Convention on Biological Diversity

Convention on Biological Diversity · Nagoya & Cartagena Protocols · Biological Diversity Act 2002 & 2023 · NBA · Global Biodiversity Framework

Story hook

In the 1990s, two ordinary kitchen ingredients triggered a global fight over who owns nature's knowledge. A US university patented the wound-healing use of turmeric — something every Indian grandmother knew. A European company patented a fungicide from the neem tree, used in India for millennia. India fought back, dug up ancient Sanskrit texts as evidence of "prior art," and got both patents revoked. These were classic cases of biopiracy — rich-country firms profiting from biological resources and traditional knowledge of the developing world, giving nothing back.
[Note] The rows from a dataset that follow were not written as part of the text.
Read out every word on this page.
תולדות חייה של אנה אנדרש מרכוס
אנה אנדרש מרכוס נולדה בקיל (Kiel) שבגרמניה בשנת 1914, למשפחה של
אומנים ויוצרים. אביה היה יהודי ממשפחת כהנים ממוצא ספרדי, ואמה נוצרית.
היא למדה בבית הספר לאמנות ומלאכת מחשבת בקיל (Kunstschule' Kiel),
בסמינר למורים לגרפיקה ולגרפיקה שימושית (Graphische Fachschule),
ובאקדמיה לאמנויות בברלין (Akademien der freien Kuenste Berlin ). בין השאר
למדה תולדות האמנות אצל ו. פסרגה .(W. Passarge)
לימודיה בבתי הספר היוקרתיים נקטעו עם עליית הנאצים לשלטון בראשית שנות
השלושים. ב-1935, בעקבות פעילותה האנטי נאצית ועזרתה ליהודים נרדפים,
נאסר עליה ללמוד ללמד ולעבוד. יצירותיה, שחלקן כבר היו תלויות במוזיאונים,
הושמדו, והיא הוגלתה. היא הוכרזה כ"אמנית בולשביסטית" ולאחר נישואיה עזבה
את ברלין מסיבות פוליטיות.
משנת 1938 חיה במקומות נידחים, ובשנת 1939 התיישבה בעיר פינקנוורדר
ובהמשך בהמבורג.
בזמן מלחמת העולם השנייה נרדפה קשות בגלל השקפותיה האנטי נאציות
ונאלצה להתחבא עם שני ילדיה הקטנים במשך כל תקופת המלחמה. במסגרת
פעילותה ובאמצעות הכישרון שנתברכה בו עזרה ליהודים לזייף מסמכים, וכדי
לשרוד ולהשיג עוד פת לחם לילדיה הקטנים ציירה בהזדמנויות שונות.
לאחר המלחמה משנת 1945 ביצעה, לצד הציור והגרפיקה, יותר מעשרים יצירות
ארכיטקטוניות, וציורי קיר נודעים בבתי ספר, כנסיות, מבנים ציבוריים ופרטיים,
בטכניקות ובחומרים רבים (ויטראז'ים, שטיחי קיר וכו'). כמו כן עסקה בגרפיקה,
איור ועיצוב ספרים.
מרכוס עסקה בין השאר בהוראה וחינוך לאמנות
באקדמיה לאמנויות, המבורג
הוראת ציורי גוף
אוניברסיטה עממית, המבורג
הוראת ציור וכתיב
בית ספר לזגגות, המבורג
That injustice is exactly what the Convention on Biological Diversity (CBD) was built to fix. Signed at the 1992 Rio Earth Summit, the CBD did something radical: it declared that nations have sovereign rights over their own biological resources, and that anyone who uses a country's genetic resources must share the benefits fairly with it. India turned this into hard law with the Biological Diversity Act, 2002, creating a three-tier system — from the National Biodiversity Authority in Chennai down to village-level committees — to guard the country's astonishing natural wealth.

Three decades on, the world has set its boldest target yet: the Kunming-Montreal Global Biodiversity Framework (2022), which commits nations to protect 30% of the planet by 2030 — the famous "30×30" goal. And at home, a controversial 2023 amendment to India's law has reignited the old question: how do you balance conservation, commerce, and the rights of the communities who have kept biodiversity alive?

Why this matters for UPSC

A very high-yield GS-III topic (conservation) with GS-II (international conventions) overlap. Prelims tests the CBD and its two protocols (Cartagena, Nagoya), the Aichi → Kunming-Montreal shift (30×30), and India's Biological Diversity Act 2002 (NBA/SBB/BMC) and its 2023 amendment. Mains and interviews love access-and-benefit-sharing (ABS), biopiracy, genetic-resource sovereignty, and the conservation-vs-commerce debate. It is the legal backbone of every biodiversity-conservation answer.